A Genève, les discussions sur un cessez-le-feu au Soudan commencent sous la direction des Etats-Unis
La guerre au Soudan oppose depuis avril 2023 l'armée, menée par le général Abdel Fattah al-Burhan, aux paramilitaires des Forces de soutien rapide (FSR) de son ex-adjoint, le général Mohammed Hamdane Daglo, un conflit qui a fait des dizaines de milliers de victimes et plus de 10 millions de déplacés en proie à la famine. De précédents cycles de négociations menés à Jeddah, en Arabie saoudite, avaient échoué, et fin juillet, Washington a invité l'armée et les paramilitaires à participer, à compter de mercredi 14 août en Suisse, à des pourparlers de cessez-le-feu.

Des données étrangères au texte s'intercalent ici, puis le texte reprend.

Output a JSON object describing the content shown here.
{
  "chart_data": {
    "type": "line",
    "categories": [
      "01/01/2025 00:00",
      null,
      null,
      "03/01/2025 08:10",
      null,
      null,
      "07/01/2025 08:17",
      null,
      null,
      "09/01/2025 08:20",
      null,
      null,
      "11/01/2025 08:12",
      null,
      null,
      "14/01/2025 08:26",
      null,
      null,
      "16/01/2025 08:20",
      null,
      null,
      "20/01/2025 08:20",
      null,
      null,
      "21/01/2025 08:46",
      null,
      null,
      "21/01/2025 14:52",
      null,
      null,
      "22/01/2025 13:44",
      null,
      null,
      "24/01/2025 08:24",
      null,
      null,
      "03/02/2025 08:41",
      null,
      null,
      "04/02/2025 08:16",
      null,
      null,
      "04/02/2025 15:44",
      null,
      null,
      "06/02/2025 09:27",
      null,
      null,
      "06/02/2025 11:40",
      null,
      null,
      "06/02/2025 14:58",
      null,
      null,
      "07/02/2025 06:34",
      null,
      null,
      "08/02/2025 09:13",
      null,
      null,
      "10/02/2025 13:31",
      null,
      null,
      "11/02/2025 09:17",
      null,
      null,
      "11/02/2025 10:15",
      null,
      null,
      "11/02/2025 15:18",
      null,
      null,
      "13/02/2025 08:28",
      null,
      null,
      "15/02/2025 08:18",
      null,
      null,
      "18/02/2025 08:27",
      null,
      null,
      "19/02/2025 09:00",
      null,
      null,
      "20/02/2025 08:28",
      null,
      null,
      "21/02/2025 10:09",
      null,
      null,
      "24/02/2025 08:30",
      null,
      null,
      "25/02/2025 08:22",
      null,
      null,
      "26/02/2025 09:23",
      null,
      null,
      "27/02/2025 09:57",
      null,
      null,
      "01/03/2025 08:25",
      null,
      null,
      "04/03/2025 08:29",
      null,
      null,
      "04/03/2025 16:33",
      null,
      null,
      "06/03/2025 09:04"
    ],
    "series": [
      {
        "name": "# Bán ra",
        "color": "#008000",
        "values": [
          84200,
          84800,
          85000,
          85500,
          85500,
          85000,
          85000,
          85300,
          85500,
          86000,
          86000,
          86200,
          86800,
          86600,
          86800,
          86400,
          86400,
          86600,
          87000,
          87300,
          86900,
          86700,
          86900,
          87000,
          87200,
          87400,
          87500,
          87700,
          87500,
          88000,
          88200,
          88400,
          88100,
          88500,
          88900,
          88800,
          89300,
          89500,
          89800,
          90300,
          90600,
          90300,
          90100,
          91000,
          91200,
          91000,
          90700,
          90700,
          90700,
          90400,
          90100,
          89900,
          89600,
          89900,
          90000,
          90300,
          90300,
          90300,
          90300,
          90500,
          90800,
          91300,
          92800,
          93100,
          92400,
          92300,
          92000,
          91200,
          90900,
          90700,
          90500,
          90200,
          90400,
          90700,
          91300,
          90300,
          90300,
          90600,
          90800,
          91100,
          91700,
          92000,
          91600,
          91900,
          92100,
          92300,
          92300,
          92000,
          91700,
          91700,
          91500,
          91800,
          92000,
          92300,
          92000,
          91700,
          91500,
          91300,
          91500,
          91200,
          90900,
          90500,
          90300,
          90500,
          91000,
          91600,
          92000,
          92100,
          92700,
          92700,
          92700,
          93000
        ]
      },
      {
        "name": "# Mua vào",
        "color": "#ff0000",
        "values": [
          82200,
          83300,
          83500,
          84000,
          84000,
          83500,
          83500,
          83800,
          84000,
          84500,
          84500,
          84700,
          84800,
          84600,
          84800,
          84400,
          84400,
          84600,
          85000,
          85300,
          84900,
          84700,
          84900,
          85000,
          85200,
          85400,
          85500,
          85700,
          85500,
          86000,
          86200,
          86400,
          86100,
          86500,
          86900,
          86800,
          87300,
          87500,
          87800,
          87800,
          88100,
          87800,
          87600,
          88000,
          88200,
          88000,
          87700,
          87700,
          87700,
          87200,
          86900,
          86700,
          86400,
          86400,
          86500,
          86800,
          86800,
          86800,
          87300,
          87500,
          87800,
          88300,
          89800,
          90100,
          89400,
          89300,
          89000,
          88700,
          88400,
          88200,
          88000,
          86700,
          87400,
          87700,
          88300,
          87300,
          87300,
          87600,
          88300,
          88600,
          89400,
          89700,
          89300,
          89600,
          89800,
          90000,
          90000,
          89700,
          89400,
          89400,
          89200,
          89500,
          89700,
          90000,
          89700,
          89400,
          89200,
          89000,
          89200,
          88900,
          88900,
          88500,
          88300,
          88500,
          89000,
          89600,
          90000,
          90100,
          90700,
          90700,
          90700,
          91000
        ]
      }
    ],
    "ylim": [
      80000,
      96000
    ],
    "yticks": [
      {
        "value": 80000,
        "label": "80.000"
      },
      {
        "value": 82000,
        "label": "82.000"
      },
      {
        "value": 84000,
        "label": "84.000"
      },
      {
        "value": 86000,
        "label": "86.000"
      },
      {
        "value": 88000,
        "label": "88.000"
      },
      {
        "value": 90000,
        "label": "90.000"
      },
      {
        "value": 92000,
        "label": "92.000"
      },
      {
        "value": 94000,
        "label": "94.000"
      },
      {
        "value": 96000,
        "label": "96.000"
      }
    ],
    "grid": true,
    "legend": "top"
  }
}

Ces derniers ont rapidement accepté l'invitation, donnant "leur accord inconditionnel sur leur participation", selon l'envoyé spécial américain pour le Soudan, Tom Perriello. Le Soudan, de facto dirigé par le commandant de l'armée, a en revanche exprimé son désaccord avec les Etats-Unis concernant ces pourparlers, laissant entendre que l'armée allait pratiquer la politique de la chaise vide.
Participation de l'Egypte et des Emirats arabes
Washington a souhaité que ces pourparlers, coparrainés par l'Arabie saoudite et la Suisse, incluent l'Union africaine, l'Egypte, les Emirats arabes unis et l'ONU en tant qu'observateurs. Le gouvernement soudanais conteste la présence des Emirats arabes unis alors que les Etats-Unis estiment au contraire qu'ils pourraient, avec l'Egypte, être "garants" d'un éventuel accord.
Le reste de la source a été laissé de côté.